Depending on your age, you might be asked to wait a cycle to see if the lump disappears after menstruation. If that is the case, a cyst would be suspected. If the lump recurs, it is often considered fibrocystic breast disease, or chronically lumpy breasts. A large cyst can be drained to minimize discomfort.

If you are over 30, have a family history of breast cancer, have ever had breast surgeries, or if the lump continues to grow, an ultrasound or mammogram will be recommended. Cysts show up as clear masses, while tumors are solid. Generally-speaking, benign tumors are round, without "roots" attaching to surrounding tissue, and are easily removed. As tumors start to change to oval and star, they are more likely borderline or malignant.

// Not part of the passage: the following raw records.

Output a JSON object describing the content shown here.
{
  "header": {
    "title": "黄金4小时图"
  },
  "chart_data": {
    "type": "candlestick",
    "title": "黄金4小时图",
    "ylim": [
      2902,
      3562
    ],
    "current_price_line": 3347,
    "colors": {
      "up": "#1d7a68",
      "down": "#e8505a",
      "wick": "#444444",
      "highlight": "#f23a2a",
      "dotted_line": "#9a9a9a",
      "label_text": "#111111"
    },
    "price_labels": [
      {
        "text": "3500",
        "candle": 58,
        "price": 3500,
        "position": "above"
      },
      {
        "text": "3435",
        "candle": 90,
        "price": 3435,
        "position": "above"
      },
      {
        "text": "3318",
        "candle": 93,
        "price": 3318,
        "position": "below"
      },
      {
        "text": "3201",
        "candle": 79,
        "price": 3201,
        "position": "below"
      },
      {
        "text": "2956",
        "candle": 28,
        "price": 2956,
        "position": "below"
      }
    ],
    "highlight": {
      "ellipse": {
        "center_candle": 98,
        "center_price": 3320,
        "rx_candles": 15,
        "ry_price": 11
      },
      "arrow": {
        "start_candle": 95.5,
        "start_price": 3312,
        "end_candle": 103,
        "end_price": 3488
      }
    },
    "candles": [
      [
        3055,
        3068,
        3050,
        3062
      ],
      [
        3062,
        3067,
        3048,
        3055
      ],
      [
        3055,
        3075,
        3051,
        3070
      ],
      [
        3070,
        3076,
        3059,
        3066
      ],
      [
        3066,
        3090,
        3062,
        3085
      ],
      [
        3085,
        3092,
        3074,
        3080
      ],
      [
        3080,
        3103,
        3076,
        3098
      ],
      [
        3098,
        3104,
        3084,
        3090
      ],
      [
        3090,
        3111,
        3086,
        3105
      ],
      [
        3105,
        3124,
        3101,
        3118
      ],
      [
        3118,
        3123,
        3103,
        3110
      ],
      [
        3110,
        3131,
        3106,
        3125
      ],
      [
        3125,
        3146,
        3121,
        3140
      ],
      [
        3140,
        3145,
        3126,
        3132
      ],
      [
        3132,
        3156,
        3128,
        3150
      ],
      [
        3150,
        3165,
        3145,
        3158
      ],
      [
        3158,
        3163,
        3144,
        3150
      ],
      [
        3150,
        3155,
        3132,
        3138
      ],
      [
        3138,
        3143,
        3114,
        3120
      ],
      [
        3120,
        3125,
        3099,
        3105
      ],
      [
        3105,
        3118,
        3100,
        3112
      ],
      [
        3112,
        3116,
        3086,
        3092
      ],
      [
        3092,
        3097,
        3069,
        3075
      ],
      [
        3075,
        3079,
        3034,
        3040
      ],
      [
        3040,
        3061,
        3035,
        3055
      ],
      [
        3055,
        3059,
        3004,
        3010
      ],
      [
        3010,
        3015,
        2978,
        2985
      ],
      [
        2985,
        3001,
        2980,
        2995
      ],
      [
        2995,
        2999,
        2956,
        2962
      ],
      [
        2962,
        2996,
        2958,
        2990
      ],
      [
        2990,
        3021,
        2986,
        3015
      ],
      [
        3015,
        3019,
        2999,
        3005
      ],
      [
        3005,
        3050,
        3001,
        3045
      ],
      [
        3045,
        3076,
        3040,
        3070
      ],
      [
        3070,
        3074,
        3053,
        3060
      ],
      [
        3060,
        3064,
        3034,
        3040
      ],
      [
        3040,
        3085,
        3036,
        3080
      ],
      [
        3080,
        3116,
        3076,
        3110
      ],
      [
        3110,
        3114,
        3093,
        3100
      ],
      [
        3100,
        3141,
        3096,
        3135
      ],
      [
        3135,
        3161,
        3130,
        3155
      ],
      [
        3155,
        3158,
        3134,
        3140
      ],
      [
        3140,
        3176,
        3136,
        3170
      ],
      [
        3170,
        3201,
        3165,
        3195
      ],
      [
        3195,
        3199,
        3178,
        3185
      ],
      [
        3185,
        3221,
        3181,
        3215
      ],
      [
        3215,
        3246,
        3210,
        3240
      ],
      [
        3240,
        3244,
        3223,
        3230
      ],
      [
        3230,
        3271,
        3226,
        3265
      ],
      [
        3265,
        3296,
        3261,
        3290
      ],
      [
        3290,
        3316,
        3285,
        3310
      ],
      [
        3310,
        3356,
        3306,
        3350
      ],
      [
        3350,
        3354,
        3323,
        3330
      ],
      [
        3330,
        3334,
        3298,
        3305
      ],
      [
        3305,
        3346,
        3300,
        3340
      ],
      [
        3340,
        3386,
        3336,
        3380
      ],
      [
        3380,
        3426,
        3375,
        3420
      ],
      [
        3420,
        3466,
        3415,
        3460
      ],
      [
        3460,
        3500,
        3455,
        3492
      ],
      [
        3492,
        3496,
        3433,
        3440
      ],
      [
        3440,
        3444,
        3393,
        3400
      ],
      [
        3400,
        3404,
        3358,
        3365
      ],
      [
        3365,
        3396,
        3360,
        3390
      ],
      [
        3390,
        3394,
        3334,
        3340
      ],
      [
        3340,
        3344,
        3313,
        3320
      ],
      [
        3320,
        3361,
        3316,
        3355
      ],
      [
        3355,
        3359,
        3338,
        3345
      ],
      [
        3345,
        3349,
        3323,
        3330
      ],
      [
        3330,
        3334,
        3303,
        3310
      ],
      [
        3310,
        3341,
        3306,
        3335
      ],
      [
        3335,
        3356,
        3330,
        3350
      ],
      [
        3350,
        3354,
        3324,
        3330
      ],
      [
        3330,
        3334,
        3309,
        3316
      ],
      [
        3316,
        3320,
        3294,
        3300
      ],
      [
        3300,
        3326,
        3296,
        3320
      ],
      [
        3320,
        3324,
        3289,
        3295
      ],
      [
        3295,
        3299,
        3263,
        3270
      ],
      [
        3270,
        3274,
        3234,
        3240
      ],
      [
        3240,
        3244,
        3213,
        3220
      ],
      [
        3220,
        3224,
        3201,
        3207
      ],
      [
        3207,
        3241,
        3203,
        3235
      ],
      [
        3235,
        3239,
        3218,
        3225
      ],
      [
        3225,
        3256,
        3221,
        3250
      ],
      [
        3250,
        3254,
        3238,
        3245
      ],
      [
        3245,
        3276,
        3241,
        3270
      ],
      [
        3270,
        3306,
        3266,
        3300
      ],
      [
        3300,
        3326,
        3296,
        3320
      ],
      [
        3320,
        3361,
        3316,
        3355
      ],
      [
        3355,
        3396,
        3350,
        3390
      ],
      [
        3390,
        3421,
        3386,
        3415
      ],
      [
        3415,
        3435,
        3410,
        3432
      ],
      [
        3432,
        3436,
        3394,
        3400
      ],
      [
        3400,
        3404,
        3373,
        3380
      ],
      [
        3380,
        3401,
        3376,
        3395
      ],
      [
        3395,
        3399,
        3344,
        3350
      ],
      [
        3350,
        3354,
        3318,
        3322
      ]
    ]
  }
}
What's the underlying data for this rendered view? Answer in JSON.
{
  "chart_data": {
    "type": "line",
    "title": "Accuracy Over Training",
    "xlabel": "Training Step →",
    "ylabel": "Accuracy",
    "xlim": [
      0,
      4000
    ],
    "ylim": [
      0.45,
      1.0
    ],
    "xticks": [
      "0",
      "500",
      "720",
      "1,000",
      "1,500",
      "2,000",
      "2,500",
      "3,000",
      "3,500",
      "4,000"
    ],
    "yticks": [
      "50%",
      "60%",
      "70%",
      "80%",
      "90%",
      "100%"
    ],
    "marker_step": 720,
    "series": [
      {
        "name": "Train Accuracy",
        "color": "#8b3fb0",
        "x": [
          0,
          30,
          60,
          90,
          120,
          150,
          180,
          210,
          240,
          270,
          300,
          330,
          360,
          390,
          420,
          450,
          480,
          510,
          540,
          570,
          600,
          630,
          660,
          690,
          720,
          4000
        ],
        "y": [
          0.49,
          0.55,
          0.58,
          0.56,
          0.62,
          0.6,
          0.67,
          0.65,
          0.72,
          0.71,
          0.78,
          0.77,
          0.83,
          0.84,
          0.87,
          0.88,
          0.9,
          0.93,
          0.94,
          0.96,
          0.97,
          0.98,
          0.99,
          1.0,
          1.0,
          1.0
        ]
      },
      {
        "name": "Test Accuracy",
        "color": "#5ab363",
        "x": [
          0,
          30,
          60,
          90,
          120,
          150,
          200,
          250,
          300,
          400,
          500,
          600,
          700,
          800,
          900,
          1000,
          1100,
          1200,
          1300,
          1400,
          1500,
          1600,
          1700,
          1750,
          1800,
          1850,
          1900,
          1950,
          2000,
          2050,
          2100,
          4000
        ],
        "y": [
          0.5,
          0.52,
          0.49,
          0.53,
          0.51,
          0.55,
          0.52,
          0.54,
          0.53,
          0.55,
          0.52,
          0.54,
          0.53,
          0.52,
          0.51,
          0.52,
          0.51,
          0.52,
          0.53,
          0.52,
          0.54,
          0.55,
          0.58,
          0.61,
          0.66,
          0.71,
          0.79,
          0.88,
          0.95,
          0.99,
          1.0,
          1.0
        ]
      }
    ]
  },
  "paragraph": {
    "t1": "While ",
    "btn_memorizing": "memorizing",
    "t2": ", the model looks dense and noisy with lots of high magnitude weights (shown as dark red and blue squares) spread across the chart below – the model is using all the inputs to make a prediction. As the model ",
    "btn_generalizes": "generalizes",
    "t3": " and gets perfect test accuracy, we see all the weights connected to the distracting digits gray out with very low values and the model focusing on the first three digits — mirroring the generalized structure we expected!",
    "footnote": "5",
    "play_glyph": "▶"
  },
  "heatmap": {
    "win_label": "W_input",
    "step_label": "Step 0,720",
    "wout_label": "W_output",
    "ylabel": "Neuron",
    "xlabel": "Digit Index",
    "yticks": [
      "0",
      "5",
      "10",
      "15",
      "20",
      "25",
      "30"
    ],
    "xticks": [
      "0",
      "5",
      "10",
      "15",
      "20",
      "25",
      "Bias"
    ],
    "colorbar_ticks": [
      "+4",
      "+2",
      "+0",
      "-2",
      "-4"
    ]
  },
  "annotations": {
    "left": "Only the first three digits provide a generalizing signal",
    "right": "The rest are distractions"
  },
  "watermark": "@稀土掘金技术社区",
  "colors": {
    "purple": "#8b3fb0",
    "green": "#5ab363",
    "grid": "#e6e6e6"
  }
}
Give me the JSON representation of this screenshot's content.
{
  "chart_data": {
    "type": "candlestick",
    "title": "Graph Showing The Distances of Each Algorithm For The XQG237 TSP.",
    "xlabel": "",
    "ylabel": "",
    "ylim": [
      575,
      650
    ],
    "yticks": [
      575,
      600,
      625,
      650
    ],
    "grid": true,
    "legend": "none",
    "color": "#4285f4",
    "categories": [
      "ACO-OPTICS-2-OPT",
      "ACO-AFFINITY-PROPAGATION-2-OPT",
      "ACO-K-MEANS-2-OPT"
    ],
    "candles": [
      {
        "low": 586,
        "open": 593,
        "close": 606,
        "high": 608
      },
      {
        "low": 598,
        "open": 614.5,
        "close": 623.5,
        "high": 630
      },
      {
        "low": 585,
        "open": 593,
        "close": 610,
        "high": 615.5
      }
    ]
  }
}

When a tumor is suspected, a needle (core) biopsy or surgical biopsy (excision) is advised to determine if the tumor is benign or malignant. Unfortunately, phylloides tumors are never detected with an ultrasound or mammogram, because they closely resemble another type of benign tumor known as a fibroadenoma. A needle biopsy will also miss whether or not the tumor is phylloides. Only a full removal of the tumor through surgery will provide pathologists with a clear view of its leaf-like shape. The danger of doing a needle biopsy when the tumor is unknowingly a phylloides is that the tumor will continue to grow. The longer a phylloides tumor grows, the greater its chance of developing malignancy. However, surgery is only recommended when a tumor reaches 3 centimeters, unless you have a history of phylloides already, or if you are in any discomfort. An evaluation with a breast surgeon will take place first, followed by the scheduling of your needle biopsy or surgery.

The Procedure for Removal

Surgery is an outpatient procedure, lasting around 45 minutes. Patients are prepped up to 2 hours beforehand. General anesthesia is administered and a small incision is made around the areola. Recovery time is within two weeks, with no lifting or repetitive motions with your arms for at least a week to allow the stitches to heal. Pathology results are received within a week, followed by a post-op appointment with the doctor. If a phylloides tumor is diagnosed, a second surgery identical to the first is required to remove 1 to 2 centimeters of surrounding tissue to be biopsied, so that clear margins are obtained. Otherwise, any fragments left over of the phylloides can grow into tumors again, or be possibly borderline or malignant.

What to Expect After Phylloides

Further testing and procedures vary depending on whether your tumor is benign, borderline, or malignant. With benign or borderline phylloides tumors, the doctor will recommend 6 month mammograms for 1-2 years, eventually going to yearly. Standard or diagnostic mammograms will be administered, most likely with a same-day request for surgeon's review attached. Recurring tumors are rare the longer it's been since the presence of an initial phylloides tumor, but occurrences can't be ruled out. Any phylloides tumor left undetected has the potential to become malignant. Aggressive in nature, malignant tumors require frequent monitoring, and ultimately a mastectomy, in an effort to prevent cancerous cells from metastasizing.

Tips and Advice

  • Listen to your body. If you are feeling like something isn't quite right, or if a breast lump is troubling you, err on the side of caution and make an appointment with your doctor. Don't let a doctor ever tell you that you are too young for tumors or cancer! Get a second opinion if necessary.
  • Don't be alarmed if you are facing a biopsy. Just be sure you are referred to a good breast surgeon who is knowledgeable in phylloides.
  • If you are diagnosed with a phylloides tumor, join online support groups and forums and read up on the subject so that you can know as much as you can about what to expect.
  • Don't be afraid to ask your doctor questions.